STEM education can be broken down into a set of four types of learning strategies that will each individually introduce students to different facets of a new concept. These four types are: discovery-based (through hands-on exploration of ideas), enquiry-based (learning through encouraging questioning), data exploration (learning by observing trends), and analysis-based (understanding through breaking into components). Of the four types of learning strategies in STEM education my teacher and I have mostly centered around the strategies of enquiry-based and data exploration learning.
I believe that discovery-based learning would be the ideal case for teaching STEM content to middle school children as they are at the optimal age for understanding general principles behind the specific occurrences they encounter in their lives. By arriving at scientific principles on their own, the students will be able to derive a solid foundation for the concepts on which to build. One potential weakness of discovery-based learning is that students may build an incorrect mental model and might find it incredibly difficult to change their thinking to the correct model. However, with the appropriate lesson to lead the students through discovery-based learning and a sufficient amount of testing, the correct model can be reinforced.

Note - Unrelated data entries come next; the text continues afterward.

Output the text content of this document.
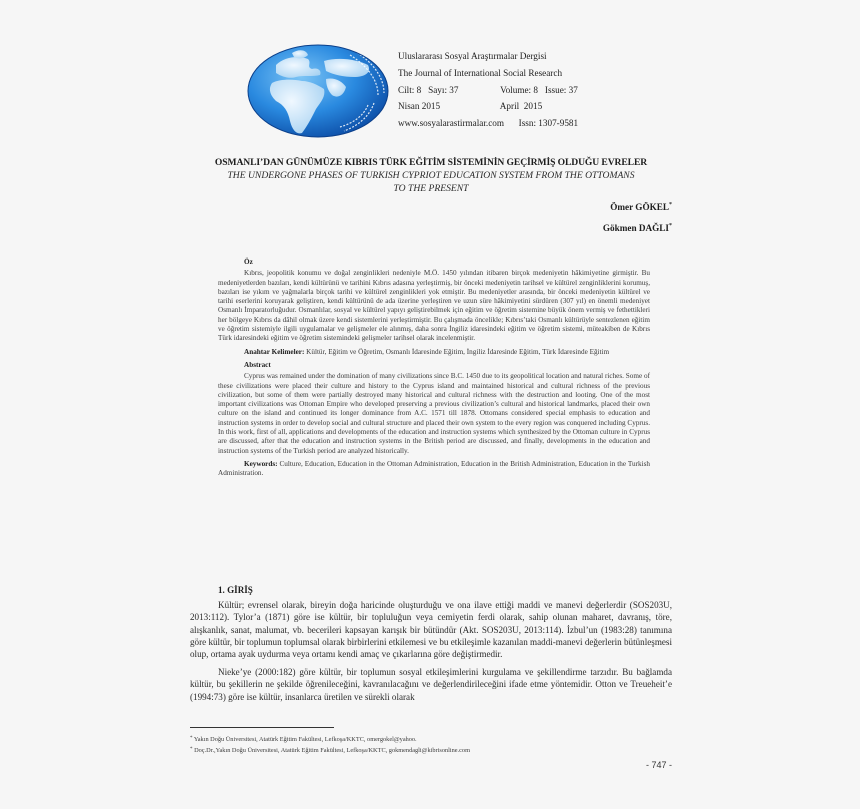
Uluslararası Sosyal Araştırmalar Dergisi
The Journal of International Social Research
Cilt: 8   Sayı: 37	Volume: 8   Issue: 37
Nisan 2015	April  2015
www.sosyalarastirmalar.com Issn: 1307-9581
OSMANLI’DAN GÜNÜMÜZE KIBRIS TÜRK EĞİTİM SİSTEMİNİN GEÇİRMİŞ OLDUĞU EVRELER
THE UNDERGONE PHASES OF TURKISH CYPRIOT EDUCATION SYSTEM FROM THE OTTOMANS
TO THE PRESENT
Ömer GÖKEL*
Gökmen DAĞLI*
Öz

Kıbrıs, jeopolitik konumu ve doğal zenginlikleri nedeniyle M.Ö. 1450 yılından itibaren birçok medeniyetin hâkimiyetine girmiştir. Bu medeniyetlerden bazıları, kendi kültürünü ve tarihini Kıbrıs adasına yerleştirmiş, bir önceki medeniyetin tarihsel ve kültürel zenginliklerini korumuş, bazıları ise yıkım ve yağmalarla birçok tarihi ve kültürel zenginlikleri yok etmiştir. Bu medeniyetler arasında, bir önceki medeniyetin kültürel ve tarihi eserlerini koruyarak geliştiren, kendi kültürünü de ada üzerine yerleştiren ve uzun süre hâkimiyetini sürdüren (307 yıl) en önemli medeniyet Osmanlı İmparatorluğudur. Osmanlılar, sosyal ve kültürel yapıyı geliştirebilmek için eğitim ve öğretim sistemine büyük önem vermiş ve fethettikleri her bölgeye Kıbrıs da dâhil olmak üzere kendi sistemlerini yerleştirmiştir. Bu çalışmada öncelikle; Kıbrıs’taki Osmanlı kültürüyle sentezlenen eğitim ve öğretim sistemiyle ilgili uygulamalar ve gelişmeler ele alınmış, daha sonra İngiliz idaresindeki eğitim ve öğretim sistemi, müteakiben de Kıbrıs Türk idaresindeki eğitim ve öğretim sistemindeki gelişmeler tarihsel olarak incelenmiştir.

Anahtar Kelimeler: Kültür, Eğitim ve Öğretim, Osmanlı İdaresinde Eğitim, İngiliz İdaresinde Eğitim, Türk İdaresinde Eğitim

Abstract

Cyprus was remained under the domination of many civilizations since B.C. 1450 due to its geopolitical location and natural riches. Some of these civilizations were placed their culture and history to the Cyprus island and maintained historical and cultural richness of the previous civilization, but some of them were partially destroyed many historical and cultural richness with the destruction and looting. One of the most important civilizations was Ottoman Empire who developed preserving a previous civilization’s cultural and historical landmarks, placed their own culture on the island and continued its longer dominance from A.C. 1571 till 1878. Ottomans considered special emphasis to education and instruction systems in order to develop social and cultural structure and placed their own system to the every region was conquered including Cyprus. In this work, first of all, applications and developments of the education and instruction systems which synthesized by the Ottoman culture in Cyprus are discussed, after that the education and instruction systems in the British period are discussed, and finally, developments in the education and instruction systems of the Turkish period are analyzed historically.

Keywords: Culture, Education, Education in the Ottoman Administration, Education in the British Administration, Education in the Turkish Administration.

1. GİRİŞ

Kültür; evrensel olarak, bireyin doğa haricinde oluşturduğu ve ona ilave ettiği maddi ve manevi değerlerdir (SOS203U, 2013:112). Tylor’a (1871) göre ise kültür, bir topluluğun veya cemiyetin ferdi olarak, sahip olunan maharet, davranış, töre, alışkanlık, sanat, malumat, vb. becerileri kapsayan karışık bir bütündür (Akt. SOS203U, 2013:114). İzbul’un (1983:28) tanımına göre kültür, bir toplumun toplumsal olarak birbirlerini etkilemesi ve bu etkileşimle kazanılan maddi-manevi değerlerin bütünleşmesi olup, ortama ayak uydurma veya ortamı kendi amaç ve çıkarlarına göre değiştirmedir.

Nieke’ye (2000:182) göre kültür, bir toplumun sosyal etkileşimlerini kurgulama ve şekillendirme tarzıdır. Bu bağlamda kültür, bu şekillerin ne şekilde öğrenileceğini, kavranılacağını ve değerlendirileceğini ifade etme yöntemidir. Otton ve Treueheit’e (1994:73) göre ise kültür, insanlarca üretilen ve sürekli olarak

* Yakın Doğu Üniversitesi, Atatürk Eğitim Fakültesi, Lefkoşa/KKTC, omergokel@yahoo.
* Doç.Dr.,Yakın Doğu Üniversitesi, Atatürk Eğitim Fakültesi, Lefkoşa/KKTC, gokmendagli@kibrisonline.com
- 747 -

We have utilized enquiry-based learning in lessons regarding genetic inheritance and ecosystem equilibria. As genetic inheritance is a topic that excites students, we found that when a scenario was posed to the students that was relatable to their life experiences, they were driven to ask questions. For example, when given scenarios of pet cloning, or genetic modification, or eye color and hair color, students were very likely to ask many questions such as ‘how were the researchers able to clone the animal?’ and ‘is that why my brother looks like my dad but I look more like my mother?’. We sought to address these questions in a systematic manner – by making students take notes on presentations and post sticky notes with what they learned or more questions. I believe this technique was very effective as many students continue to express interest in genetics and biology after the unit was complete.
Data exploration learning is a technique particularly suitable to the study of weather and climate and evolution. Students were tasked with collecting weather data (high/low temperatures, pressure, etc.) for cities randomly distributed across the planet. Students then plotted the weather data and were able to observe how high and low weather data changes over a span of 3 weeks and that despite daily changes, the temperatures tended to hover over the expected average. During the evolution unit, students were able to collect data on the efficiency of seed collection of Galapagos Finch beaks and were able to directly observe that the different beak sizes and shapes were particularly suited for one type of seed over another. Specifically, students were able to observe that during a drought, birds with larger beaks could out-compete birds with small beaks.